Ginette

Le femme qui fait le ménage de nos bureaux s'appelle Nicole. Pourtant pour moi c'est Ginette. Dans sa blouse bleu clair, avec le logo de l'entreprise de nettoyage sur la poitrine, elle nage un peu Ginette. Et quand elle pousse son chariot dans le couloir, j'ai parfois l'impression qu'elle danse. Ses pieds s'impriment en petits pas réguliers dans la moquette.

Quand je suis tôt le lundi matin, parfois Ginette n'est pas encore arrivée. Je bois mon café, je lui en sert un quand elle arrive. Elle enlève ses gants roses, les pose sur un coin du bureau et mange les petits beurres du bout des lèvres. Elle me regarde en douce.

Elle ne parle pas beaucoup Nicole, au contraire de Ginette qui est un vraie pipelette. Elle me raconte sa vie.

Elle me raconte qu'elle est allée danser samedi soir, et aussi dimanche après midi.

Elle a pas du beaucoup dormir Ginette. Elle s'est fait un trait de noir sous les yeux.

Elle me dit que lui, au moins, il est gentil avec elle. Il ne boit pas beaucoup, il galère avec ses assedics, mais il arrive toujours à lui offrir des fleurs.

Je vois le fil de son sourire comme une vapeur au dessus d'une tasse.

Elle est en colère contre le vigile qui a piqué son fils au supermarché, un litre d'huile sous la veste à gauche, un kilo de sucre à droite.

Le patron de la pente remplit les verres de blanc de Touraine.

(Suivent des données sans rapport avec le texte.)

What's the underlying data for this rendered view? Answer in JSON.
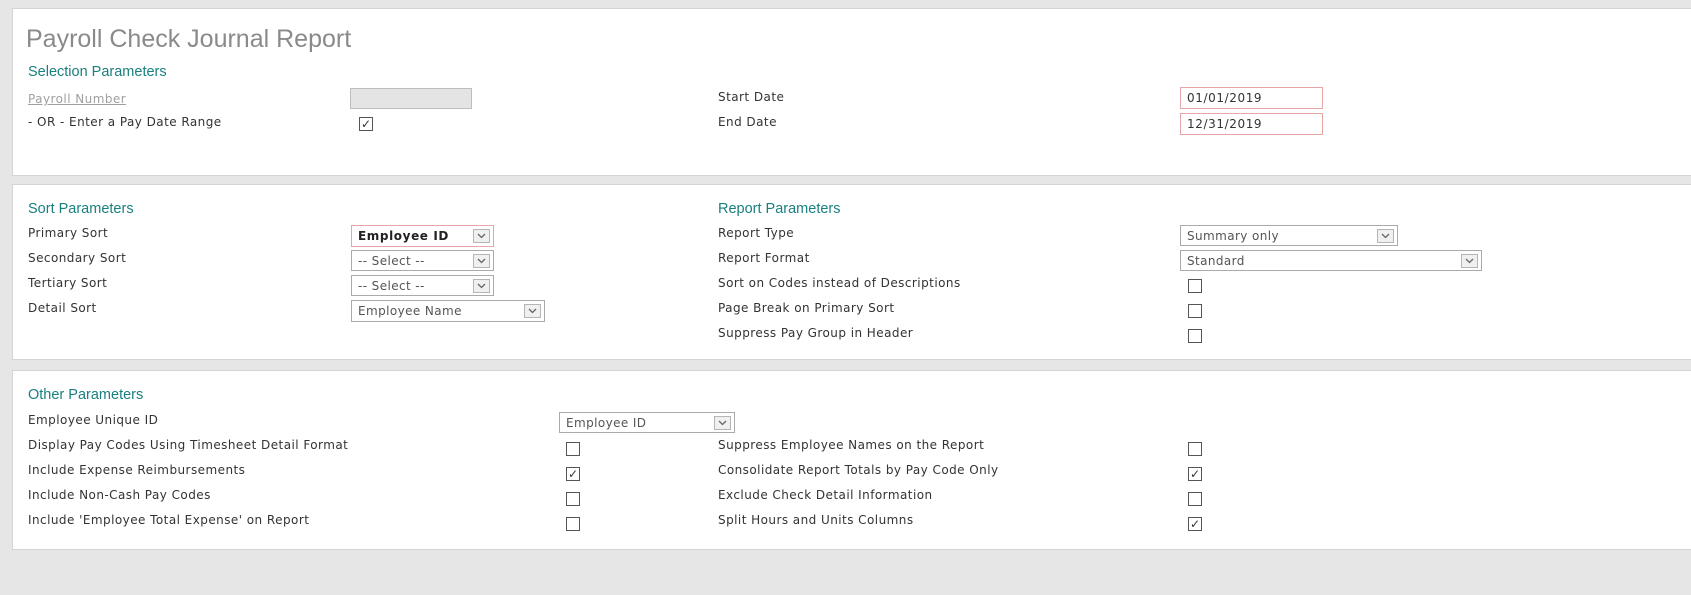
{
  "title": "Payroll Check Journal Report",
  "selection": {
    "heading": "Selection Parameters",
    "payroll_number_label": "Payroll Number",
    "pay_date_range_label": "- OR - Enter a Pay Date Range",
    "pay_date_range_checked": true,
    "start_date_label": "Start Date",
    "start_date_value": "01/01/2019",
    "end_date_label": "End Date",
    "end_date_value": "12/31/2019"
  },
  "sort": {
    "heading": "Sort Parameters",
    "primary_label": "Primary Sort",
    "primary_value": "Employee ID",
    "secondary_label": "Secondary Sort",
    "secondary_value": "-- Select --",
    "tertiary_label": "Tertiary Sort",
    "tertiary_value": "-- Select --",
    "detail_label": "Detail Sort",
    "detail_value": "Employee Name"
  },
  "report": {
    "heading": "Report Parameters",
    "type_label": "Report Type",
    "type_value": "Summary only",
    "format_label": "Report Format",
    "format_value": "Standard",
    "sort_codes_label": "Sort on Codes instead of Descriptions",
    "sort_codes_checked": false,
    "page_break_label": "Page Break on Primary Sort",
    "page_break_checked": false,
    "suppress_pay_group_label": "Suppress Pay Group in Header",
    "suppress_pay_group_checked": false
  },
  "other": {
    "heading": "Other Parameters",
    "unique_id_label": "Employee Unique ID",
    "unique_id_value": "Employee ID",
    "display_pay_codes_label": "Display Pay Codes Using Timesheet Detail Format",
    "display_pay_codes_checked": false,
    "include_expense_label": "Include Expense Reimbursements",
    "include_expense_checked": true,
    "include_non_cash_label": "Include Non-Cash Pay Codes",
    "include_non_cash_checked": false,
    "include_total_expense_label": "Include 'Employee Total Expense' on Report",
    "include_total_expense_checked": false,
    "suppress_names_label": "Suppress Employee Names on the Report",
    "suppress_names_checked": false,
    "consolidate_label": "Consolidate Report Totals by Pay Code Only",
    "consolidate_checked": true,
    "exclude_detail_label": "Exclude Check Detail Information",
    "exclude_detail_checked": false,
    "split_hours_label": "Split Hours and Units Columns",
    "split_hours_checked": true
  }
}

Ça descend tout seul, dit elle en rougissant, et après on danse. Elle sert son gars dans ses bras, et il n'y a rien plus rien qui compte.

Un fois Nicole a vu un funambule à la télévision, qui marchait au dessus d'un gouffre. Elle me l'a dit cent fois, mais elle aimerait retrouver ce reportage. Avec la mer derrière, dit elle, et les grands oiseaux tout blancs qui se balancent à la hauteur du fil...

Elle ne sait qu'une seule chose du journaliste qui a filmé ces images extraordinaires : son nom, Christian Olivier.